In de exclusieve branche waarin partijen opereren komt het voor dat brokers bemiddelen tussen de scheepswerf die het superjacht bouwt en (potentiële) kopers. Hiervoor ontvangt de broker een commissie.2.4.

In 2008 hebben partijen een mondelinge commissieovereenkomst gesloten. MWA heeft [naam 1] (hierna: de Klant) bijgestaan in de onderhandelingen met Oceanco voor de aankoop van het superjacht [nummer 1] . MWA heeft hiervoor een commissie van 3,5% (ongeveer [bedrag 1] ) ontvangen.2.5.

In april 2017 heeft Oceanco een shipbuilding contract gesloten met de Klant voor de bouw van een nieuw superjacht, de [nummer 2] .

3.Standpunten van partijen

3.1.

Het verzoek van MWA strekt ertoe dat de rechtbank een voorlopig getuigenverhoor beveelt, met veroordeling van Oceanco in de proceskosten. MWA legt – verkort en zakelijk weergegeven –het volgende aan haar verzoek ten grondslag.3.2.

In 2008 heeft MWA de Klant bijgestaan en bemiddeld bij de onderhandelingen over de aankoop van de [nummer 1] . Naar aanleiding van de totstandkoming van dit shipbuilding contract is door Oceanco aan MWA een onderling overeengekomen bedrag aan commissie voldaan. In 2015 vernam MWA dat Oceanco met de Klant in onderhandeling was over de aankoop van een nieuw superjacht, de [nummer 2] . MWA en Oceanco troffen elkaar daarna tijdens de Monaco Yacht Show in september 2015 in Monaco.

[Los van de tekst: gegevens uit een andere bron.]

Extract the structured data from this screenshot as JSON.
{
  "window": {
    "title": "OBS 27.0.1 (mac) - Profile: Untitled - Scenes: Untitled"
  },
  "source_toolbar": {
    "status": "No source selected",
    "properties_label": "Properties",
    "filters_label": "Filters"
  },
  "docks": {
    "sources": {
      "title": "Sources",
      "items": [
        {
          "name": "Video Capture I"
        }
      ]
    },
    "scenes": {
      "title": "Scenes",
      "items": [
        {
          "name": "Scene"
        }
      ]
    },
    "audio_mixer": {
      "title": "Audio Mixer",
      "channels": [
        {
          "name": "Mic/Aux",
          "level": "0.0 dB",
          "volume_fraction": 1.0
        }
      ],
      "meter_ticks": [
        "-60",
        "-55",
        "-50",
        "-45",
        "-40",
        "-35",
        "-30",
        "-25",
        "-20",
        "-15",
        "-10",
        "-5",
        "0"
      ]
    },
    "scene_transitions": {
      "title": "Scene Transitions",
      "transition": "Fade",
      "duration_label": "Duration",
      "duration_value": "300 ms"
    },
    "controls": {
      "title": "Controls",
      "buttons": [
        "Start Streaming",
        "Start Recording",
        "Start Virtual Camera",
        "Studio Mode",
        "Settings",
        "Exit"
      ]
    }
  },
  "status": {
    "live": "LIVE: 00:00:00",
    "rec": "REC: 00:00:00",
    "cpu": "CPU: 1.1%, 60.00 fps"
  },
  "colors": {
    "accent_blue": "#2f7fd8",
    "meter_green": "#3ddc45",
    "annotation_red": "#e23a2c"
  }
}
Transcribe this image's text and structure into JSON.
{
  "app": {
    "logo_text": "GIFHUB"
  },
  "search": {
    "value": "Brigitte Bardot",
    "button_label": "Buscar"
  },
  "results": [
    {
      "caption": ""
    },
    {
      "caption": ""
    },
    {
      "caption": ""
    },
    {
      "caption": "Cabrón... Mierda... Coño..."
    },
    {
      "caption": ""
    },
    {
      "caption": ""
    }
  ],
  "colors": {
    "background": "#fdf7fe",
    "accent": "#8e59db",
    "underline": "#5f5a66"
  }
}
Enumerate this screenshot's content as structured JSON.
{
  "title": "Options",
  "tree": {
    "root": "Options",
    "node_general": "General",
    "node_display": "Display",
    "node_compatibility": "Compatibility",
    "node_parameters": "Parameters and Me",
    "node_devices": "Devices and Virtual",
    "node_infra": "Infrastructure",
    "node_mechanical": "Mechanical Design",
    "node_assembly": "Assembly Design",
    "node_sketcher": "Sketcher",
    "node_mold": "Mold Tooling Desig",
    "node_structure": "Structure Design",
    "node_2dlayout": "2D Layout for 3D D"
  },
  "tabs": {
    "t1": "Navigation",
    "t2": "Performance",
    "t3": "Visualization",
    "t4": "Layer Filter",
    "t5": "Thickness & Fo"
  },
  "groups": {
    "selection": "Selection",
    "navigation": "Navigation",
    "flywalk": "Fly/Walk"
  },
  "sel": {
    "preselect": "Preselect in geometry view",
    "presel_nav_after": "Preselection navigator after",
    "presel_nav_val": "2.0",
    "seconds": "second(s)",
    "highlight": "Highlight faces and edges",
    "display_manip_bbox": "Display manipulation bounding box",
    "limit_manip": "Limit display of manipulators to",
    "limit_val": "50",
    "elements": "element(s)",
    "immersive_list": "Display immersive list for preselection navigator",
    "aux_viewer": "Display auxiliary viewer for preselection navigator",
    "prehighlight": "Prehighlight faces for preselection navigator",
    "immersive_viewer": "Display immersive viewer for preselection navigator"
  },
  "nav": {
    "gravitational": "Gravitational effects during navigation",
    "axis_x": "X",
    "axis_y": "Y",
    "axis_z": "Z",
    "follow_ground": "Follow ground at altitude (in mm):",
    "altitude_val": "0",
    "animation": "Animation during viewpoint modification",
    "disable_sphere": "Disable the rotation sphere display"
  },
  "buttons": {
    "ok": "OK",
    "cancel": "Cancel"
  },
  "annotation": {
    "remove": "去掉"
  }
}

In een gesprek tijdens dit evenement kwamen MWA en Oceanco overeen dat Oceanco aan MWA een commissie verschuldigd was voor elke opvolgende deal, na de [nummer 1] , tussen Oceanco en de Klant, en dus ook voor de aankoop van de [nummer 2] . MWA en Oceanco kwamen overeen dat Oceanco aan MWA een commissie van 5% was verschuldigd voor de verkoop van de [nummer 2] nu MWA geen lagere commissie aanvaardde. Na de Monaco Yacht Show 2015 heeft MWA in meerdere e-mails steeds gerefereerd aan de tussen MWA en Oceanco gesloten overeenkomst en heeft deze hierin willen vastleggen. De inhoud van deze e-mails is door Oceanco nooit weersproken.

MWA is voornemens een vordering in te stellen bij de burgerlijke rechter tegen Oceanco en MWA wenst middels een voorlopig getuigenverhoor bewijs te vergaren voor haar stellingen. De in te stellen vordering ziet op nakoming van de tussen MWA en Oceanco mondeling gesloten overeenkomst uit hoofde waarvan Oceanco aan MWA een commissie van 5% is verschuldigd voor de verkoop van de [nummer 2] . Deze overeenkomst is tot stand gekomen tijdens de Monaco Yacht Show in 2015. Het beloop van de vordering wordt door MWA geschat op minimaal [bedrag 2]. Eventuele afwijzingsgronden doen zich niet voor.3.3.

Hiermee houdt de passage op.